View Full Version : Help with Confidence Intervals


Rugrats3
09-25-2005, 05:12 PM
The questions regarding confidence intervals and population means are hard to understand: Please help me set them up in a formula and solve.

#3 An inspector has been given the assignment to estimate the mean net weight og pakages of beef labeled 3 pounds. He realizes that the weights cannot be precisely 3 pounds. A sample of 36 packages reveal the mean weight to be 3.01 pounds, with a standard deviation of 0.03 pounds.

a. What is the estimated population mean?

b. Determine a 95 percent confidence interval for the population mean?




#4 The HR Department would like to include a dental plan for the benefits package. How much does a typical employee and his or her family spend per year on dental expenses? A sample of 45 employees reveals the mean amount spent last year was $1,820, with a standard deviation of $660.

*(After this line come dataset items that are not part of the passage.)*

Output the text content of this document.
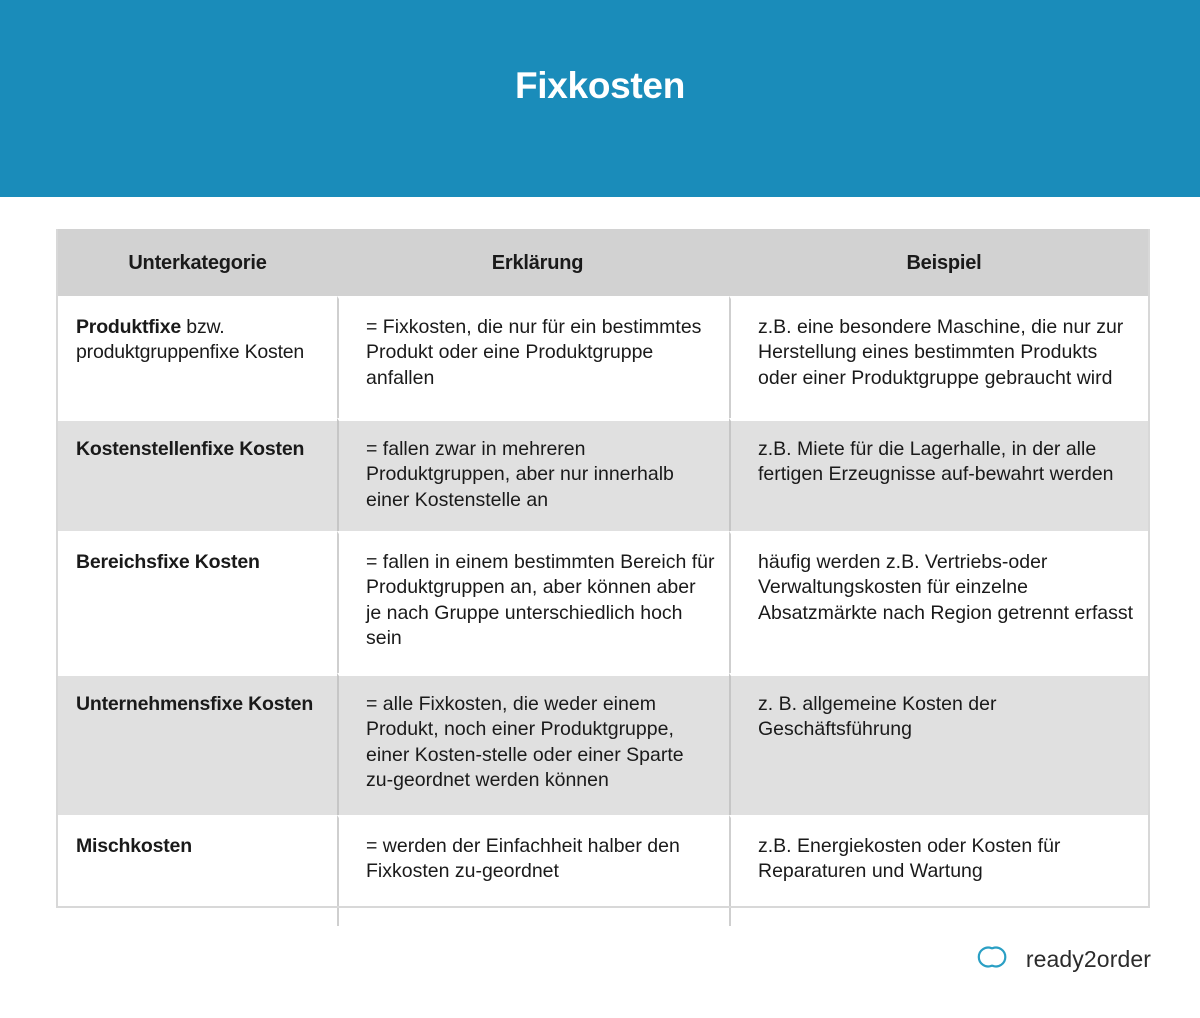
Fixkosten
Unterkategorie	Erklärung	Beispiel

Produktfixe bzw. produktgruppenfixe Kosten	= Fixkosten, die nur für ein bestimmtes Produkt oder eine Produktgruppe anfallen	z.B. eine besondere Maschine, die nur zur Herstellung eines bestimmten Produkts oder einer Produktgruppe gebraucht wird

Kostenstellenfixe Kosten	= fallen zwar in mehreren Produktgruppen, aber nur innerhalb einer Kostenstelle an	z.B. Miete für die Lagerhalle, in der alle fertigen Erzeugnisse auf-bewahrt werden

Bereichsfixe Kosten	= fallen in einem bestimmten Bereich für Produktgruppen an, aber können aber je nach Gruppe unterschiedlich hoch sein	häufig werden z.B. Vertriebs-oder Verwaltungskosten für einzelne Absatzmärkte nach Region getrennt erfasst

Unternehmensfixe Kosten	= alle Fixkosten, die weder einem Produkt, noch einer Produktgruppe, einer Kosten-stelle oder einer Sparte zu-geordnet werden können	z. B. allgemeine Kosten der Geschäftsführung

Mischkosten	= werden der Einfachheit halber den Fixkosten zu-geordnet	z.B. Energiekosten oder Kosten für Reparaturen und Wartung
ready2order
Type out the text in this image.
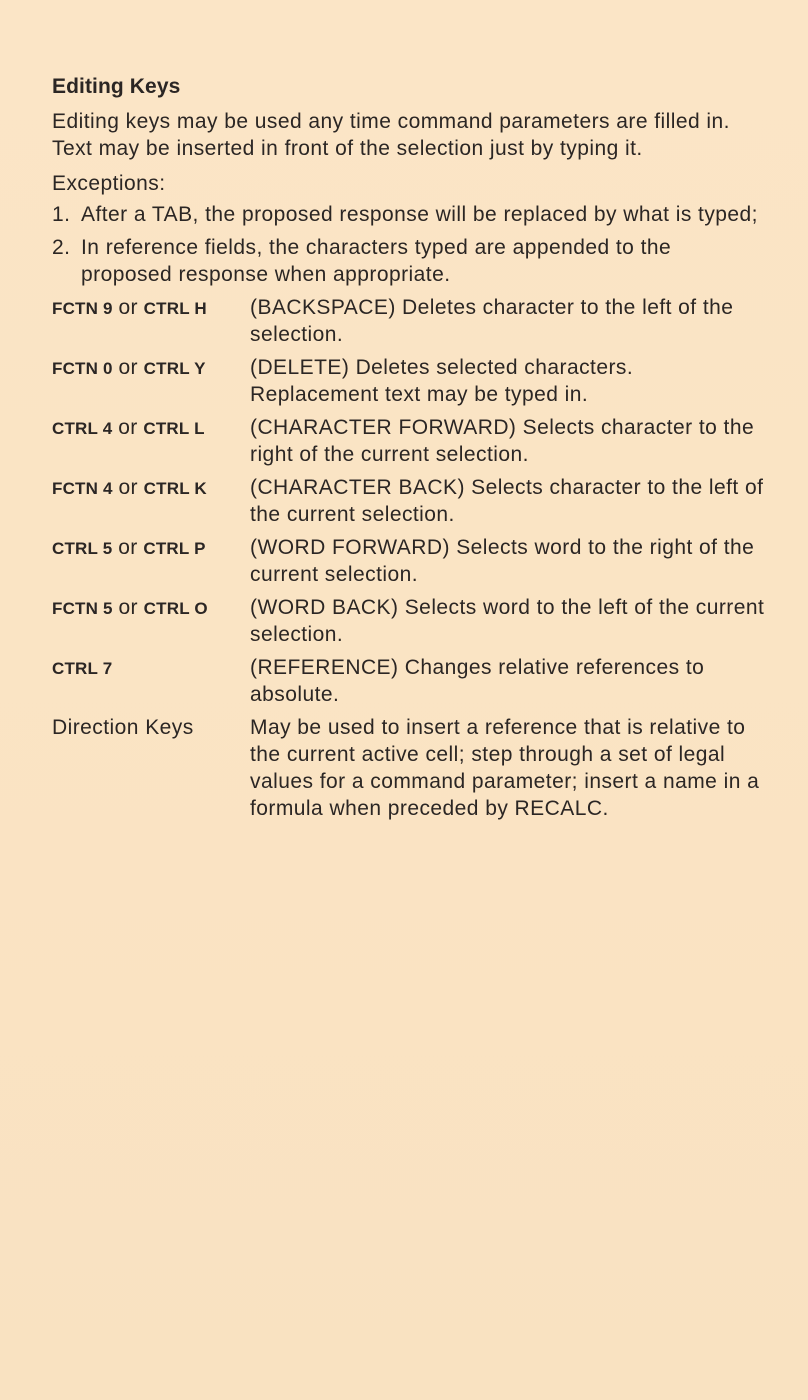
Editing Keys

Editing keys may be used any time command parameters are filled in. Text may be inserted in front of the selection just by typing it.

Exceptions:

1. After a TAB, the proposed response will be replaced by what is typed;
2. In reference fields, the characters typed are appended to the proposed response when appropriate.
FCTN 9 or CTRL H	(BACKSPACE) Deletes character to the left of the selection.
FCTN 0 or CTRL Y	(DELETE) Deletes selected characters. Replacement text may be typed in.
CTRL 4 or CTRL L	(CHARACTER FORWARD) Selects character to the right of the current selection.
FCTN 4 or CTRL K	(CHARACTER BACK) Selects character to the left of the current selection.
CTRL 5 or CTRL P	(WORD FORWARD) Selects word to the right of the current selection.
FCTN 5 or CTRL O	(WORD BACK) Selects word to the left of the current selection.
CTRL 7	(REFERENCE) Changes relative references to absolute.
Direction Keys	May be used to insert a reference that is relative to the current active cell; step through a set of legal values for a command parameter; insert a name in a formula when preceded by RECALC.
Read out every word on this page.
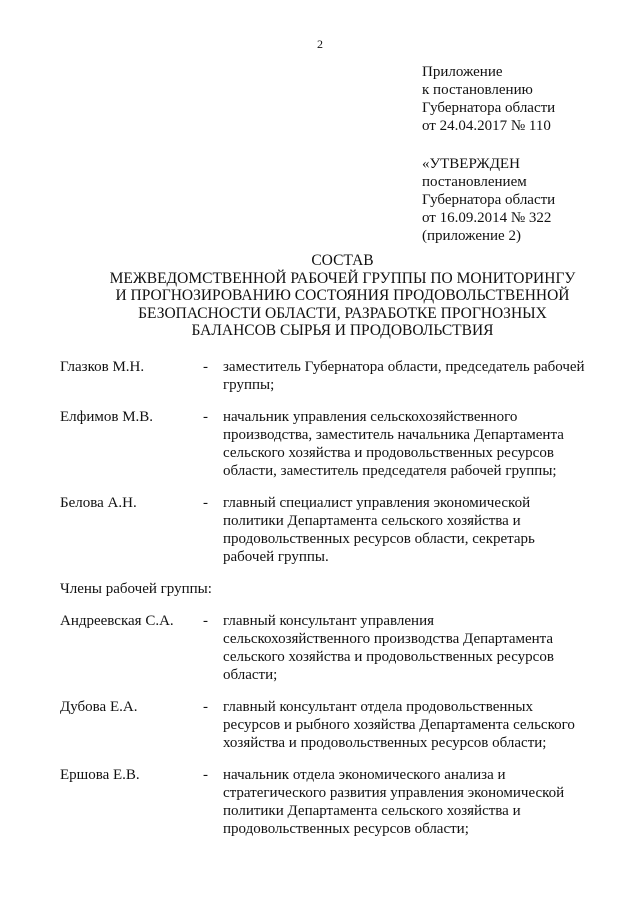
2
Приложение
к постановлению
Губернатора области
от 24.04.2017 № 110
«УТВЕРЖДЕН
постановлением
Губернатора области
от 16.09.2014 № 322
(приложение 2)
СОСТАВ
МЕЖВЕДОМСТВЕННОЙ РАБОЧЕЙ ГРУППЫ ПО МОНИТОРИНГУ
И ПРОГНОЗИРОВАНИЮ СОСТОЯНИЯ ПРОДОВОЛЬСТВЕННОЙ
БЕЗОПАСНОСТИ ОБЛАСТИ, РАЗРАБОТКЕ ПРОГНОЗНЫХ
БАЛАНСОВ СЫРЬЯ И ПРОДОВОЛЬСТВИЯ
Глазков М.Н.	- заместитель Губернатора области, председатель рабочей
группы;
Елфимов М.В.	- начальник управления сельскохозяйственного
производства, заместитель начальника Департамента
сельского хозяйства и продовольственных ресурсов
области, заместитель председателя рабочей группы;
Белова А.Н.	- главный специалист управления экономической
политики Департамента сельского хозяйства и
продовольственных ресурсов области, секретарь
рабочей группы.
Члены рабочей группы:
Андреевская С.А. - главный консультант управления
сельскохозяйственного производства Департамента
сельского хозяйства и продовольственных ресурсов
области;
Дубова Е.А.	- главный консультант отдела продовольственных
ресурсов и рыбного хозяйства Департамента сельского
хозяйства и продовольственных ресурсов области;
Ершова Е.В.	- начальник отдела экономического анализа и
стратегического развития управления экономической
политики Департамента сельского хозяйства и
продовольственных ресурсов области;
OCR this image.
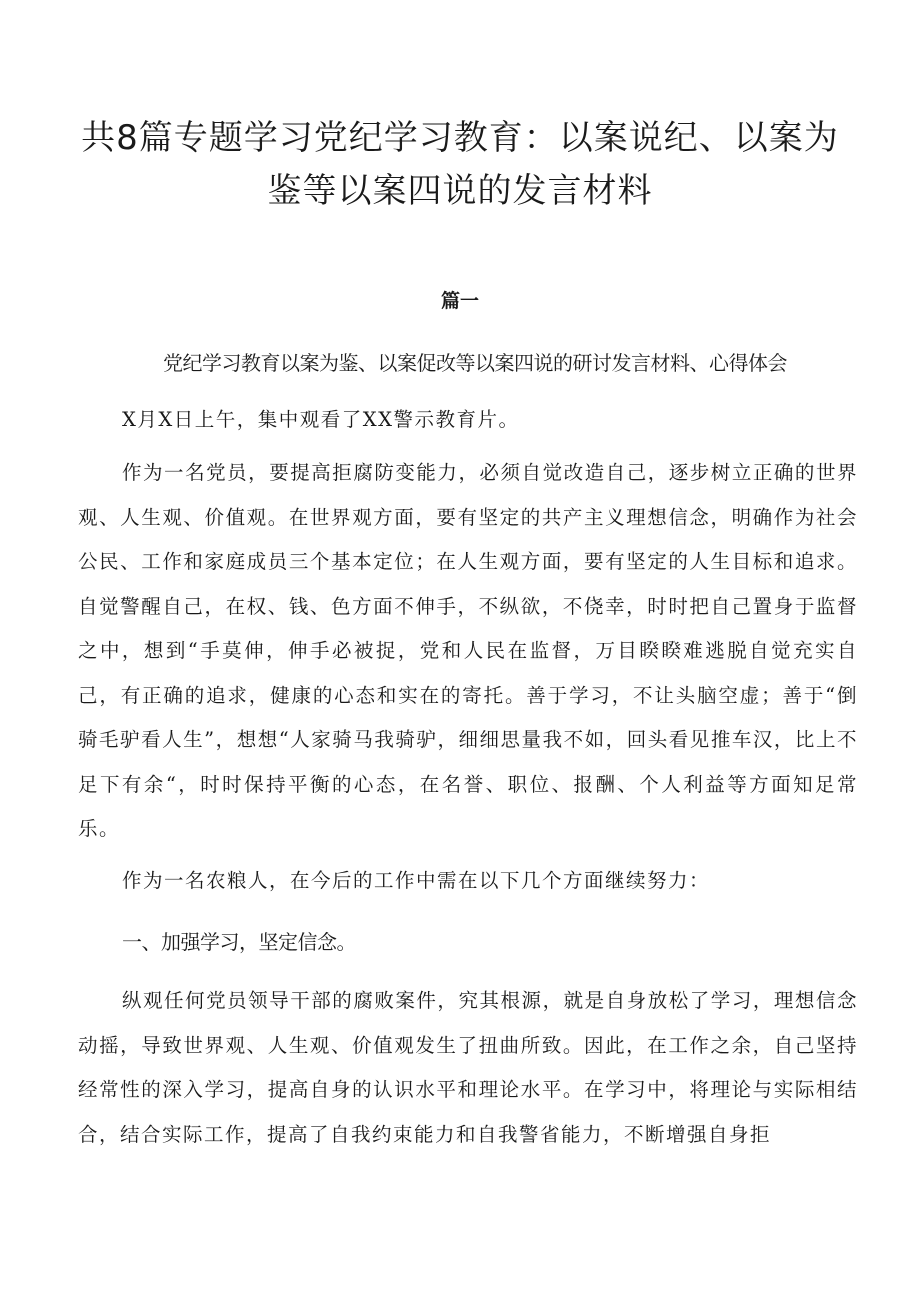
共8篇专题学习党纪学习教育：以案说纪、以案为
鉴等以案四说的发言材料
篇一
党纪学习教育以案为鉴、以案促改等以案四说的研讨发言材料、心得体会

X月X日上午，集中观看了XX警示教育片。

作为一名党员，要提高拒腐防变能力，必须自觉改造自己，逐步树立正确的世界观、人生观、价值观。在世界观方面，要有坚定的共产主义理想信念，明确作为社会公民、工作和家庭成员三个基本定位；在人生观方面，要有坚定的人生目标和追求。自觉警醒自己，在权、钱、色方面不伸手，不纵欲，不侥幸，时时把自己置身于监督之中，想到“手莫伸，伸手必被捉，党和人民在监督，万目睽睽难逃脱自觉充实自己，有正确的追求，健康的心态和实在的寄托。善于学习，不让头脑空虚；善于“倒骑毛驴看人生”，想想“人家骑马我骑驴，细细思量我不如，回头看见推车汉，比上不足下有余“，时时保持平衡的心态，在名誉、职位、报酬、个人利益等方面知足常乐。

作为一名农粮人，在今后的工作中需在以下几个方面继续努力：

一、加强学习，坚定信念。

纵观任何党员领导干部的腐败案件，究其根源，就是自身放松了学习，理想信念动摇，导致世界观、人生观、价值观发生了扭曲所致。因此，在工作之余，自己坚持经常性的深入学习，提高自身的认识水平和理论水平。在学习中，将理论与实际相结合，结合实际工作，提高了自我约束能力和自我警省能力，不断增强自身拒
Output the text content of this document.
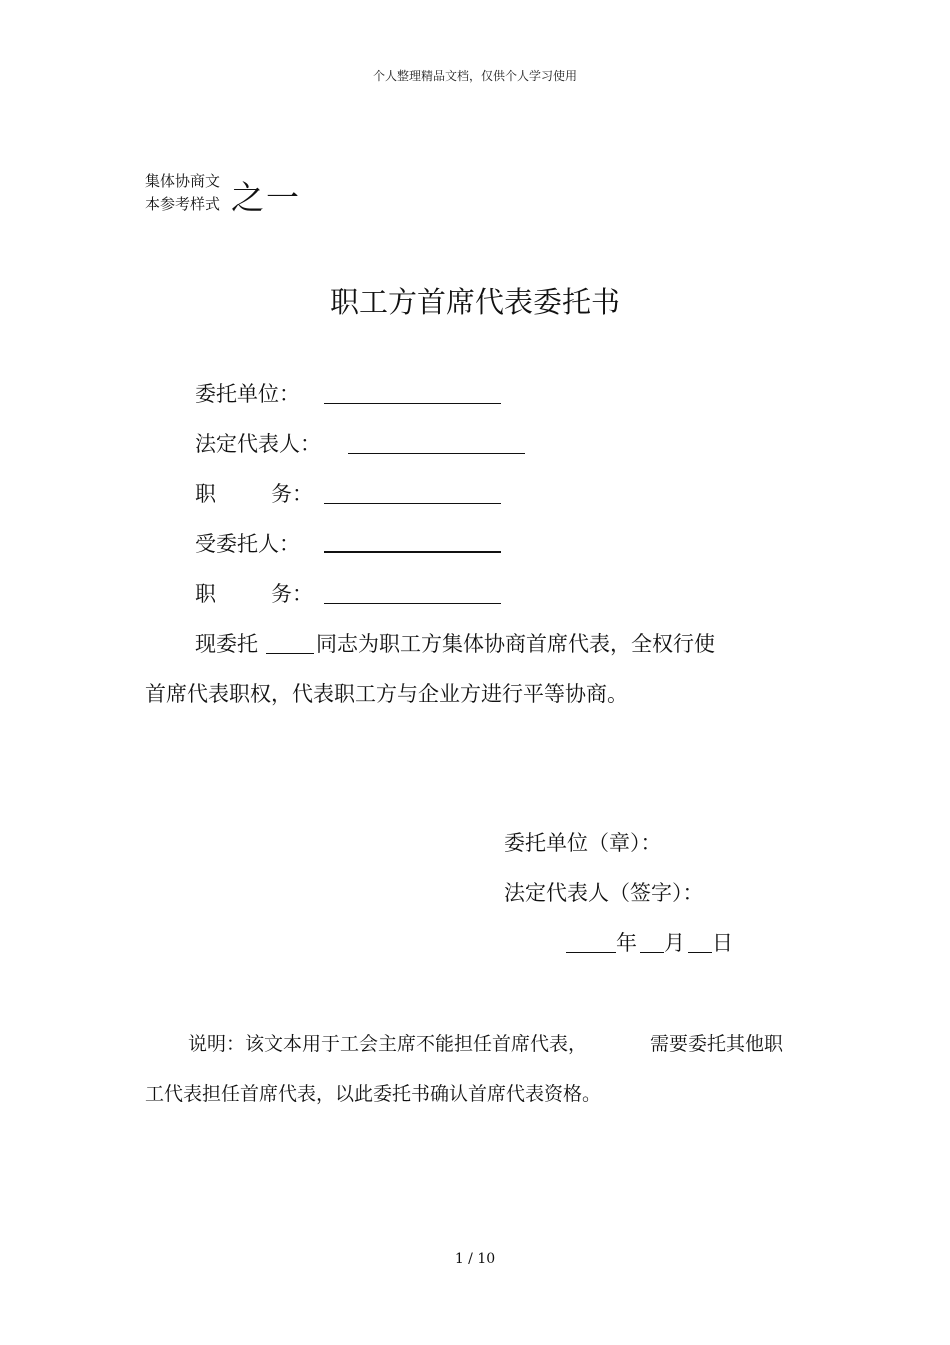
个人整理精品文档，仅供个人学习使用
集体协商文
本参考样式 之一
职工方首席代表委托书
委托单位：
法定代表人：
职	务：
受委托人：
职	务：
现委托	同志为职工方集体协商首席代表，全权行使
首席代表职权，代表职工方与企业方进行平等协商。
委托单位（章）：
法定代表人（签字）：
年 月 日
说明：该文本用于工会主席不能担任首席代表，	需要委托其他职
工代表担任首席代表，以此委托书确认首席代表资格。
1 / 10
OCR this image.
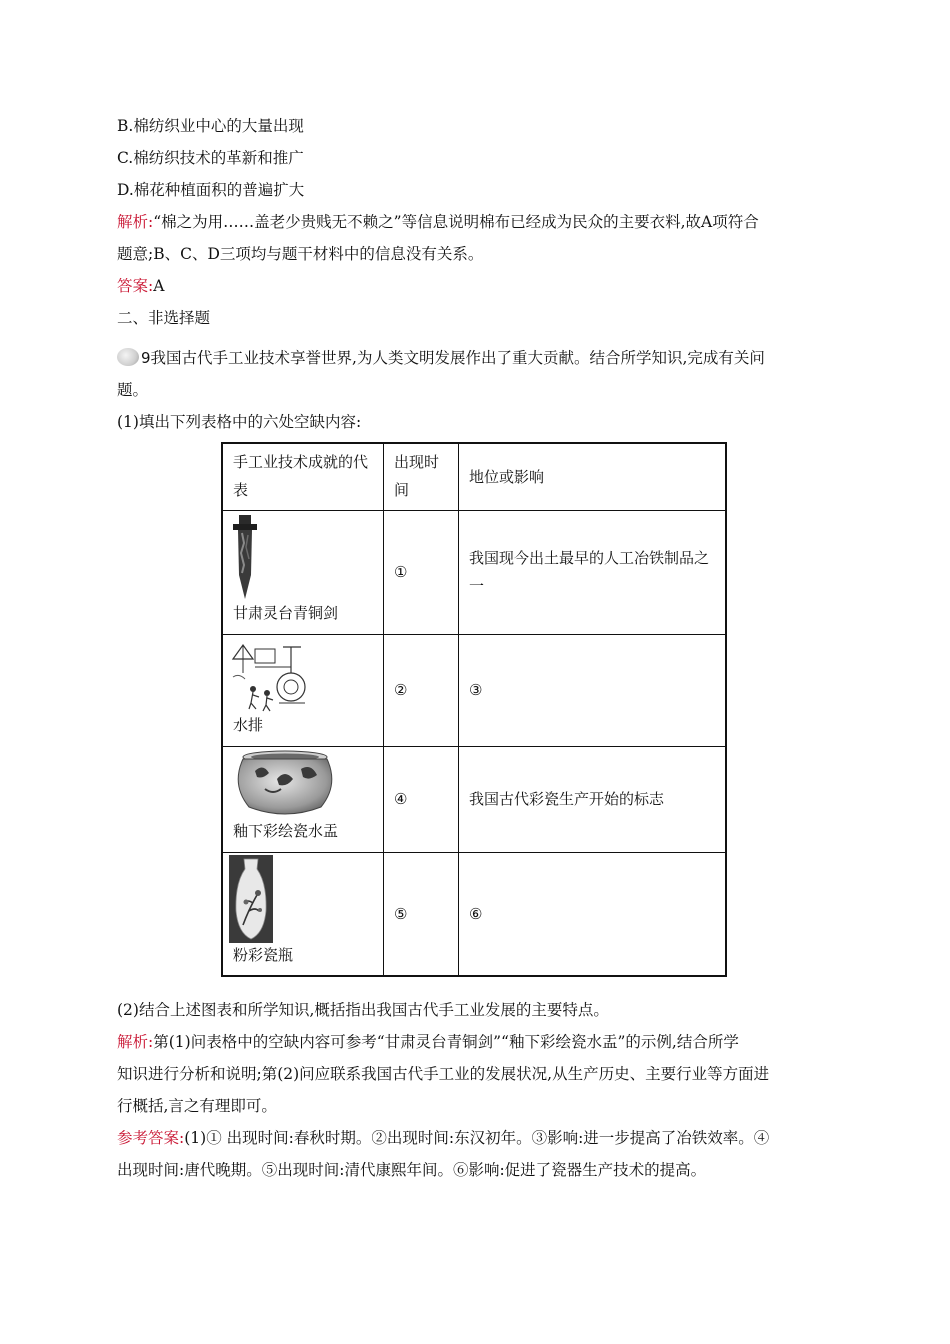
B.棉纺织业中心的大量出现
C.棉纺织技术的革新和推广
D.棉花种植面积的普遍扩大
解析:“棉之为用……盖老少贵贱无不赖之”等信息说明棉布已经成为民众的主要衣料,故A项符合
题意;B、C、D三项均与题干材料中的信息没有关系。
答案:A
二、非选择题
9我国古代手工业技术享誉世界,为人类文明发展作出了重大贡献。结合所学知识,完成有关问
题。
(1)填出下列表格中的六处空缺内容:
手工业技术成就的代表	出现时间	地位或影响

甘肃灵台青铜剑	①	我国现今出土最早的人工冶铁制品之一

水排	②	③

釉下彩绘瓷水盂	④	我国古代彩瓷生产开始的标志

粉彩瓷瓶	⑤	⑥
(2)结合上述图表和所学知识,概括指出我国古代手工业发展的主要特点。
解析:第(1)问表格中的空缺内容可参考“甘肃灵台青铜剑”“釉下彩绘瓷水盂”的示例,结合所学
知识进行分析和说明;第(2)问应联系我国古代手工业的发展状况,从生产历史、主要行业等方面进
行概括,言之有理即可。
参考答案:(1)① 出现时间:春秋时期。②出现时间:东汉初年。③影响:进一步提高了冶铁效率。④
出现时间:唐代晚期。⑤出现时间:清代康熙年间。⑥影响:促进了瓷器生产技术的提高。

a. Construct a 95% confidence interval for the population mean.

b. The information from part (a) was given to the president. He indicated he could afford $1,700 of dental expenses per employee. Is it possible that the population mean could be $1,700? Why?

JohnM
09-25-2005, 06:53 PM
The questions regarding confidence intervals and population means are hard to understand: Please help me set them up in a formula and solve.

#3 An inspector has been given the assignment to estimate the mean net weight og pakages of beef labeled 3 pounds. He realizes that the weights cannot be precisely 3 pounds. A sample of 36 packages reveal the mean weight to be 3.01 pounds, with a standard deviation of 0.03 pounds.

a. What is the estimated population mean?

b. Determine a 95 percent confidence interval for the population mean?




#4 The HR Department would like to include a dental plan for the benefits package. How much does a typical employee and his or her family spend per year on dental expenses? A sample of 45 employees reveals the mean amount spent last year was $1,820, with a standard deviation of $660.

a. Construct a 95% confidence interval for the population mean.

b. The information from part (a) was given to the president. He indicated he could afford $1,700 of dental expenses per employee. Is it possible that the population mean could be $1,700? Why?


(3)a.
the estimate of the population mean is the mean of the sample - 3.01

b.
the 95% confidence interval around the mean is
sample mean +/- (Z * (s/sqrt(n))
= 3.01 +/- (1.96 * (.03/sqrt(36))

(4)a.
do the same way as 3b

b.
if the confidence interval you compute in 4a contains 1700, then yes, because over a "large" number of samples, the 95% confidence interval will contain the true population mean 95% of the time

Rugrats3
09-25-2005, 08:14 PM
Thanks for your help but are you using the z or t tables at all for answers and if so, where did you look. These tables are confusing!

quark
09-25-2005, 10:18 PM
The samples sizes in #3 and #4 are relatively large (>30), you can use the z table.

Below is a nice tutorial for z table:

http://www.mis.coventry.ac.uk/~styrrell/pages/ntabexam.htm

JohnM
09-26-2005, 11:01 AM
Thanks for your help but are you using the z or t tables at all for answers and if so, where did you look. These tables are confusing!

If you draw lots of samples, but the sizes of those samples are pretty small, say below 30, the means won't really follow a normal distribution - they follow a t-distribution. With really small sample sizes, the distribution's tails are "fatter" and the peak is kind of low.

As the sample sizes increase, the shape of the distribution of the sample means will "approach" a normal curve, and when they're "large" (n >= 30), you can use the normal distribution tables (Z).